Under the IRC or Internal Revenue Code, section 83(b) offers startup founders or small business employees the option to pay taxes for restricted stock at the granting stage rate, as opposed to when stock has vested or is ready to be transferred.
Election in Details
The 83(b) election is essentially a letter sent to the United States Internal Revenue Service (US IRS) to let them know that you chose to pay tax at the rate the restricted stock shares were granted instead of the date of equity vesting.
This notification is applicable for equity that’s subject to vesting as fully vested stock is taxed at the time of grant, and it will accelerate your ordinary income tax. Tax rates occur in different types, with the maximum for regular income tax and long-term capital gains rates at 37% and 20%, respectively.

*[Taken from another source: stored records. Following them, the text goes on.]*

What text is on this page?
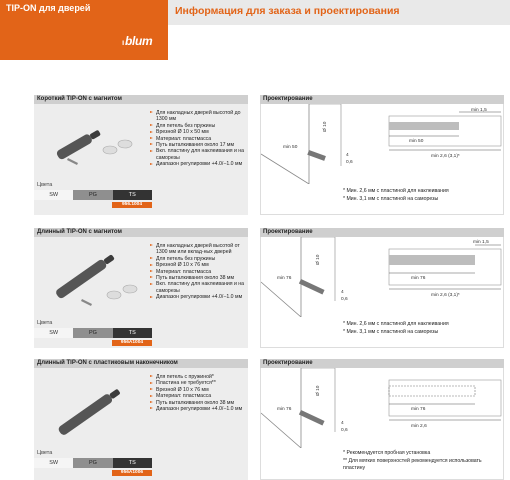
TIP-ON для дверей
ıblum
Информация для заказа и проектирования
Короткий TIP-ON с магнитом	Проектирование
Для накладных дверей высотой до 1300 мм
Для петель без пружины
Врезной Ø 10 x 50 мм
Материал: пластмасса
Путь выталкивания около 17 мм
Вкл. пластину для наклеивания и на саморезы
Диапазон регулировки +4.0/−1.0 мм
Цвета
SW	PG	TS
956.1004
Ø 10
4
0,6
min 50
min 1,5
min 50
min 2,6 (3,1)*
* Мин. 2,6 мм с пластиной для наклеивания
* Мин. 3,1 мм с пластиной на саморезы
Длинный TIP-ON с магнитом	Проектирование
Для накладных дверей высотой от 1300 мм или вклад-ных дверей
Для петель без пружины
Врезной Ø 10 x 76 мм
Материал: пластмасса
Путь выталкивания около 38 мм
Вкл. пластину для наклеивания и на саморезы
Диапазон регулировки +4.0/−1.0 мм
Цвета
SW	PG	TS
956A1004
Ø 10
4
0,6
min 76
min 1,5
min 76
min 2,6 (3,1)*
* Мин. 2,6 мм с пластиной для наклеивания
* Мин. 3,1 мм с пластиной на саморезы
Длинный TIP-ON с пластиковым наконечником	Проектирование
Для петель с пружиной*
Пластина не требуется**
Врезной Ø 10 x 76 мм
Материал: пластмасса
Путь выталкивания около 38 мм
Диапазон регулировки +4.0/−1.0 мм
Цвета
SW	PG	TS
956A1006
Ø 10
4
0,6
min 76	min 76
min 2,6
* Рекомендуется пробная установка
** Для мягких поверхностей рекомендуется использовать пластину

The IRS uses a system of graduated tax rates based on your income, and while you may be eligible for a lower rate, the ordinary income tax rate will be higher than for long-term capital gains. If you file a section 83(b) election and you’ve paid nothing for restricted stock, the IRS will determine your tax rate during the grant. Restricted stock is taxed at the vesting rate if you haven’t filed the election at the ordinary applicable income tax rate.
Example of Section 83(b) Election
Here’s an example of the benefits you can take advantage of when you file an 83(b) election. Say you’ve received 100,000 shares worth $0.01 at grant time, $1.00 at vesting, and $5.00 per share if you were to sell them a year later.
You are eligible for the maximum rate for ordinary income tax, as well as long-term capital gains, not taking into consideration state tax or employment tax consequences. When your shares are worth $1,000, and you file an election under section 83(b) within a month of the stock grant, you’ll pay ordinary income tax at 37%, which is $370. By selling your stock after one year from the grant date, you’ll realize a gain of $4.99 per share that’s taxable.
Your selling price won’t be $5.00 since you get income credit for the $0.01 you paid to purchase each share. Therefore, you’ll spend additional tax for economic gain at $99,800, which is the selling price of $4.99 by 100,000 shares at a rate of 20%, and the total profit after tax will be $399,830.
Significance of an 83(b) Election
There are benefits to filing a section 83(b) other than saving on the tax rate, including avoiding a $37,000 tax hit when the stock is vested. Your qualified small business stocks, as well as your long-term capital gains, are kick-started, which means you’ll receive the profits when you sell shares a year after the grant.
If the sale occurs more than five years after the grant for the qualified business stock, you’ll be entirely avoiding federal tax after meeting other conditions. It makes sense to file a section 83(b), especially if you have restricted stock that’s worth a significant amount. Filing this tax code depends on how much you received the shares for, as a share price of $1.00 instead of $0.01 per share will essentially attract thousands of tax dollars.
It’s vital, therefore, that you discuss filing an 83(b) election with your financial advisor, and you must file within the absolute deadline of 30 days after the grant. This grant day isn’t the date you received restricted stock paperwork but the instant your grant was approved by the board.
Types of 83(b) Election
With an 83(b) election, the equity you received is taxed before it is vested, which in turn accelerates your income tax, saving you money. Vesting equity, which is when it becomes transferable, is often in restricted stock form, and with this tax code, you will be taxed with a rate synonymous with the time of grant.
Filing a section 83(b) election allows you to keep a substantial part of your profits as it decreases your taxable income. To file this notification requires time-sensitivity, as the allowance isn’t available thirty days after the grant deadline expires.
However, not everyone should be running to beat the filing deadline, except if the restricted stock isn’t worth a significant amount. Filing for section 83(b) when your shares are above $1.00 per share will outrightly cost you the ordinary income tax rate of 37%, adding up to $37,000 for your 100,000 shares. Having received restricted stock at the grant date, you naturally expect it to appreciate by the time the vesting date approaches.